Note that while the assembler change is a nice improvement, the original issue still exists. In the testcase that I attached before, the call to foo is now assembled to R_X86_64_PLT32, but .long foo - . Still produces a R_X86_64_PC32 as it has to. Since foo has default visibility, the linker could create a canonical plt entry to be the runtime address of foo.

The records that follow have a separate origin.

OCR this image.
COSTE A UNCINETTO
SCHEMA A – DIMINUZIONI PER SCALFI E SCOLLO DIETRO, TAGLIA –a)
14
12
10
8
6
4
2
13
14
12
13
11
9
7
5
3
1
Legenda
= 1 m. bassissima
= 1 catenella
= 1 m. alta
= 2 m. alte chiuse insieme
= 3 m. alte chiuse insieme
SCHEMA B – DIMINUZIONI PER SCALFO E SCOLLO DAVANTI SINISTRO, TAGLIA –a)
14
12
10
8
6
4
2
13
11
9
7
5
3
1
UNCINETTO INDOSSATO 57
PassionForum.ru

(In reply to Rafael Ávila de Espíndola from comment #20) > Note that while the assembler change is a nice improvement, the original > issue still exists. > > In the testcase that I attached before, the call to foo is now assembled to > R_X86_64_PLT32, but > > .long foo - . > > Still produces a R_X86_64_PC32 as it has to. > > Since foo has default visibility, the linker could create a canonical plt > entry to be the runtime address of foo. Please open a separate bug for this.
(In reply to H.J. Lu from comment #21) > (In reply to Rafael Ávila de Espíndola from comment #20) > > Note that while the assembler change is a nice improvement, the original > > issue still exists. > > > > In the testcase that I attached before, the call to foo is now assembled to > > R_X86_64_PLT32, but > > > > .long foo - . > > > > Still produces a R_X86_64_PC32 as it has to. > > > > Since foo has default visibility, the linker could create a canonical plt > > entry to be the runtime address of foo. > > Please open a separate bug for this. https://sourceware.org/bugzilla/show_bug.cgi?id=22842
The master branch has been updated by Rainer Orth <ro@sourceware.org>: https://sourceware.org/git/gitweb.cgi?p=binutils-gdb.git;h=a5def729be2596496aec225e843903b25c672e01 commit a5def729be2596496aec225e843903b25c672e01 Author: Rainer Orth <ro@CeBiTec.Uni-Bielefeld.DE> Date: Wed Apr 10 09:48:43 2019 +0200 Disable R_X86_64_PLT32 generation as branch marker on Solaris/x86 The fix H.J. implemented for PR gas/22791 in the thread starting at [PATCH] x86-64: Treat PC32 relocation with branch as PLT32 https://sourceware.org/ml/binutils/2018-02/msg00065.html is causing problems on Solaris/x86. The native linker is strongly preferred there, and there's no intention of implementing the linker optimization he plans there. Besides, the kernel runtime linker, otherwise has no need to deal with that reloc at all, and instead of adding (possibly even more) workarounds with no benefit, it seems appropriate to disable the R_X86_64_PLT32 generation as branch marker on Solaris/x86 in the first place. The patch itself is trivial, the only complication is adapting the testsuite. Since I've found no way to have conditional sections in the .d files, I've instead used the solution already found elsewhere of having separate .d files for the affected tests in an i386/solaris subdirectory and skipping the original ones. Tested on amd64-pc-solaris2.11 and x86_64-pc-linux-gnu without regressions. * config/tc-i386.c (need_plt32_p) [TE_SOLARIS]: Return FALSE. * testsuite/gas/i386/solaris/solaris.exp: New driver. * testsuite/gas/i386/solaris/reloc64.d, testsuite/gas/i386/solaris/x86-64-jump.d, testsuite/gas/i386/solaris/x86-64-mpx-branch-1.d, testsuite/gas/i386/solaris/x86-64-mpx-branch-2.d, testsuite/gas/i386/solaris/x86-64-nop-3.d, testsuite/gas/i386/solaris/x86-64-nop-4.d, testsuite/gas/i386/solaris/x86-64-nop-5.d, testsuite/gas/i386/solaris/x86-64-relax-2.d, testsuite/gas/i386/solaris/x86-64-relax-3.d: New tests. * testsuite/gas/i386/reloc64.d, testsuite/gas/i386/x86-64-jump.d, testsuite/gas/i386/x86-64-mpx-branch-1.d, testsuite/gas/i386/x86-64-mpx-branch-2.d, testsuite/gas/i386/x86-64-nop-3.d, testsuite/gas/i386/x86-64-nop-4.d, testsuite/gas/i386/x86-64-nop-5.d, testsuite/gas/i386/x86-64-relax-2.d, testsuite/gas/i386/x86-64-relax-3.d: Skip on *-*-solaris*.